It is a nice thread Ben (sure beats that ethics thread!.) I'm just razzing you..........

Larry


----------



## sqkcrk (Dec 10, 2005)

Smokers are too common for anyone who knows how to Post Photos to do so. Seen one, seen one.


----------



## beemandan (Dec 5, 2005)

sqkcrk said:


> Smokers are too common for anyone who knows how to Post Photos to do so. Seen one, seen one.


Now you've hurt lots of feelings


----------



## sqkcrk (Dec 10, 2005)

Wellll ...
View attachment 2701
How's that?


----------



## cerezha (Oct 11, 2011)

jim lyon said:


> OMG You have an old Woodman. I grew up captivated by the old picture on those. We used to have those laying around everywhere but they are long gone. A few years ago I found one in an antique store and I proudly display it in my truck garage.


 Yes and in perfect shape - was kept in garage I guess for 40+ years... I got it when start by bees odyssey. Sergey


----------



## Wimmels (Jul 16, 2012)

I use one of these:
I am not the one on the photo I took it from internet.










http://nl.wiktionary.org/wiki/dathepijp

When you use a veil the pipe sticks through the net and lets you work with both hands.


----------



## WWW (Feb 6, 2011)

Wimmels, I always fancied having one of those but they do not seem to be available here in the States.


----------



## Wimmels (Jul 16, 2012)

You can order these in every webshop here in Holland, Germany too I think.

Maybe inform there what shipping costs are? They are very light so shipping shouldn't be that expensive.


----------



## Apple Farmer (Apr 14, 2009)

WWW said:


> Wimmels, I always fancied having one of those but they do not seem to be available here in the States.

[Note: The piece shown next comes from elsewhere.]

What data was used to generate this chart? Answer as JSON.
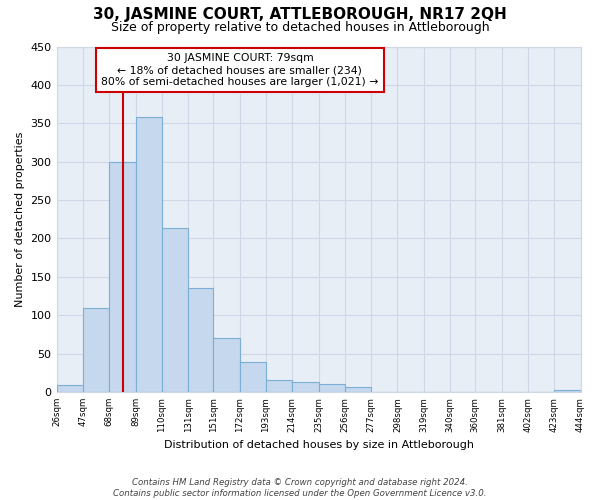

www, you can see if wildforager has any left. He had some shipped in last year. He's a member of this forum.


----------



## preciousbeesfarm (Apr 6, 2011)

Here is the 1st smoker I ever had, (made it meself,, can ya tell?)






I call it FRANKINSMOKER!:lpf: <---- LOVE THE LIL GREEN GUY,,,


----------



## snl (Nov 20, 2009)

That's pretty cool for homemade! :applause:


----------



## WWW (Feb 6, 2011)

Thanks Wimmels and Apple farmer, I will check with Wildforager first to see if he has any left......Bill


----------



## SteveBee (Jul 15, 2010)

http://honeysunapiary.wordpress.com/tech-tools/smoker-choker/


----------